Obwohl Watson nie aufhörte, an seinem Spiel zu feilen, gab er rückblickend zu, dass er schon heftig an sich und seinen Möglichkeiten zweifelte. „Vor sieben Monaten habe ich nicht daran geglaubt, dass ich nochmal in der Form sein werde, um einen Turniererfolg geschweige denn um einen Major-Sieg mitzuspielen. Mein Team und die Zuschauer haben mir geholfen, aus diesem dunklen Ort herauszukommen“, betonte er in einem Interview mit US-Medien. „Nun stehen das Leben und der Golfsport wieder an der richtigen Stelle.“ Der aktuelle Weltranglisten-19. ergänzte, dass Golf eigentlich sehr einfach sei, solange man sich dem Sport hingebe. Mehr als kompliziert sei es hingegen, wenn man zu viel nachdenke.
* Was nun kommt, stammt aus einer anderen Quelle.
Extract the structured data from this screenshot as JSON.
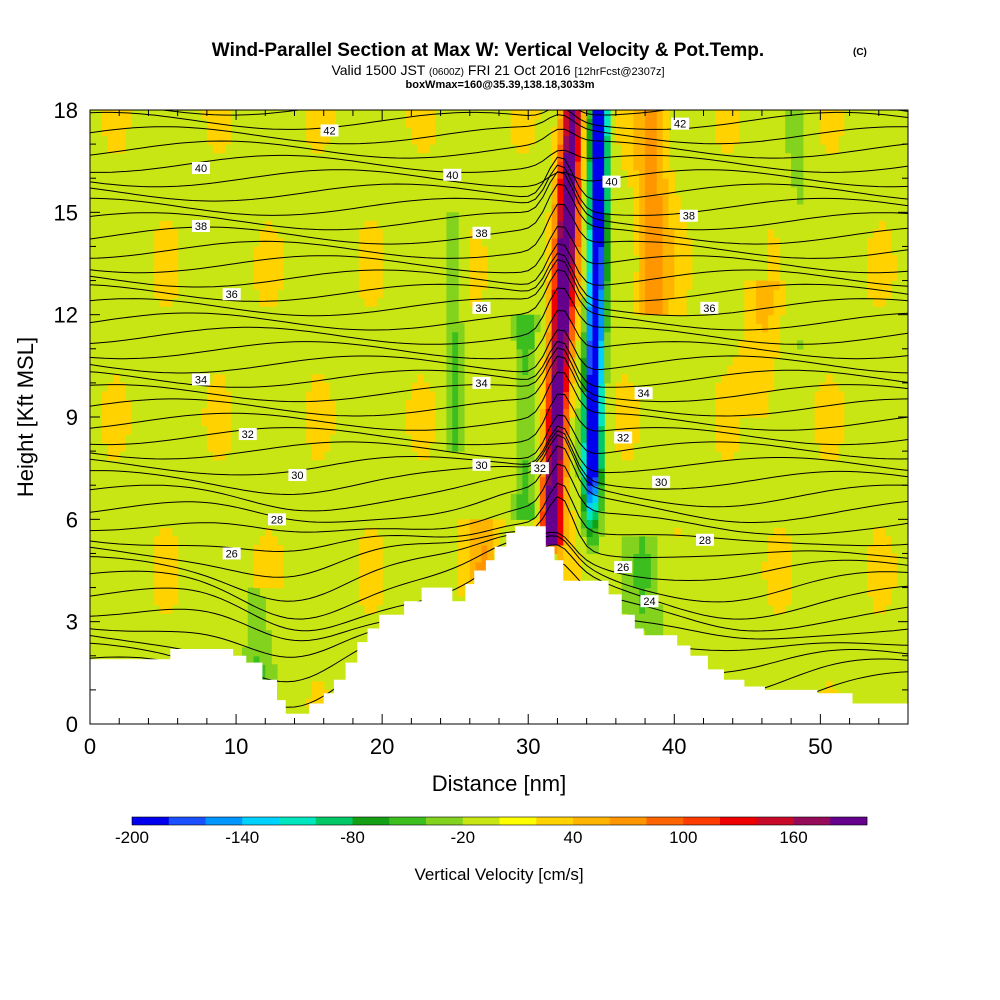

Dass Watson zu seiner alten Form zurückfand und sogar noch stabiler als zu seinen besten Zeiten wirkt, ist ob der Erfolge der vergangenen Wochen unbestritten. Das erste Major der Saison schloss er auf T5, drei Runden blieb er unter dem Platzstandard (69 / 68 / 69). Lediglich in der Eröffnungsrunde des Masters 2018 verpasste er diesen und notierte eine +1/73. Ansonsten war es eine souveräne Vorstellung des zweifachen Titelträgers von Augusta. Alles was jetzt noch kommt, ist Zugabe – und die kann Bubba Watson mit seinem zurückgewonnenen Selbstbewusstsein nun einfach genießen.